Due to economies of scale, these companies will likely excel despite decreasing prices of red meat. Nevertheless, industry growth is anticipated to continue as the economy normalizes after the COVID-19 (coronavirus) pandemic.

As vaccines become more widespread and social events in the form of indoor dining become an accepted activity in the US once more, industry operators are expected to reap the benefits.

An increase in the consumption of industry products from hospitals, military, schools and leisure activities such as resorts is expected to have a positive impact on the industry’s performance.

The possibility of future economic stimulus packages will likely result in a rise in disposable income and consumer spending, ultimately resulting in a possible increase in demand for industry products.

As a result, industry revenue is estimated to increase an annualized 1.3% to $97.7 billion over the five years to 2026.

meatpacking plants food supply chain


Operators in this industry wholesale beef, pork and other red meat products. There are two types of wholesalers that execute the industry’s activities. One type is merchant wholesalers, which include independent wholesaling operations.

The other includes manufacturers’ sales branches and offices, which represent the wholesale division of vertically integrated meat processors. Canned and packaged frozen goods are excluded from this industry, as are poultry and seafood products.


The industry of beef and pork wholesaling has low capital intensity. In 2021, for every $1.00 spent on labor, businesses will average invest $0.13 in capital. The procurement, storage, and distribution of industry products are all examples of capital expenditures.

These duties entail minimum product change, but they also include marketing efforts, preparation, and inspection, as well as sending orders to clients.

Because these jobs are often labor-intensive, the business relies significantly on labor rather than capital products, which explains the industry’s low capital intensity.

The COVID-19 (coronavirus) pandemic, which began in 2020, adds to this industry’s capital expenditures by requiring additional personal protective equipment and other safety-related costs.

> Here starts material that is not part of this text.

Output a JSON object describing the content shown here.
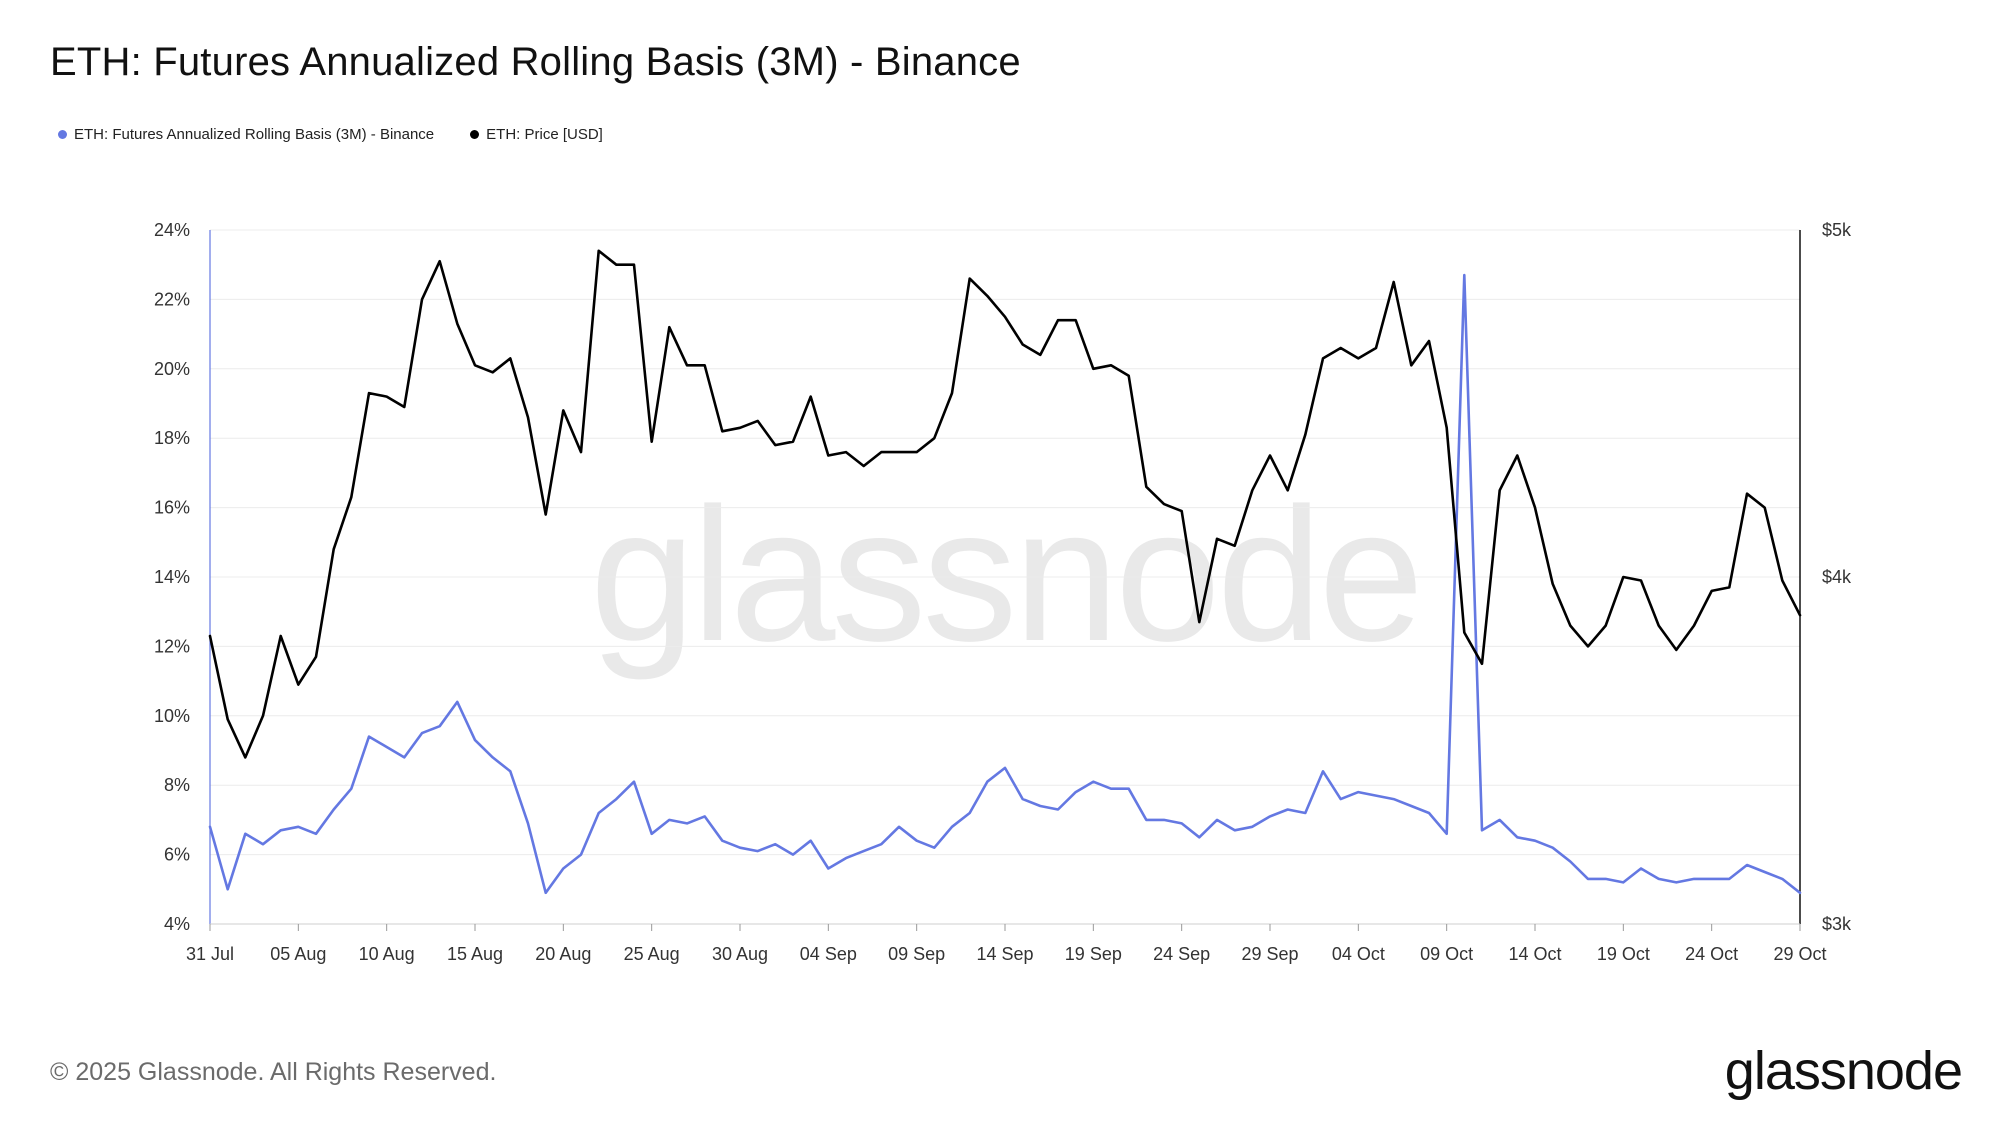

Since meat is perishable, the capital expenses for this time-sensitive business are high. Climate-control systems are especially critical in warehouses and delivery trucks, necessitating capital investments in cooling and refrigerating equipment, computerized inventory management, and transportation vehicles.

Subsequently, the sector is increasingly relying on new technologies to increase operational efficiencies and save costs whereby employment growth has stalled.

Despite the growing use of automated inventory control, processing orders, checking for abnormalities, moving items, and offering specialized customer service still need a significant amount of personnel.


Over the five years leading up to 2021, the Beef and Pork Wholesaling industry saw low-to-moderate revenue volatility. Revenue volatility averaged 2.9 percent throughout this time period, with highs of 7.4 percent in 2016 and lows of 0.9 percent in 2020.

Because beef and pork are staples in the ordinary American diet, demand is consistent, although prices fluctuate somewhat. As a result, unless there is a significant rise in price, changes in consumption habits are largely impacted.

Economic conditions, feasible agricultural conditions, healthy animals, red meat pricing, and structural changes within the wholesaling sector all influence the industry’s performance. Demand for this industry’s products has been particularly variable because to the COVID-19 (coronavirus) pandemic.

Upstream suppliers and downstream purchasers have experienced major economic interruptions as a result of the issuing and subsequent easing of restrictions on indoor eating, transportation, stay-at-home orders, and the closure of non-essential enterprises.

Despite this, revenue is predicted to grow 2.0 percent in 2021 as supply chain bottlenecks are addressed and economic activity picks up. In recent years, the sector has been affected by new health concerns regarding the consumption of red meat, as well as the rising popularity of plant-based or faux meat products.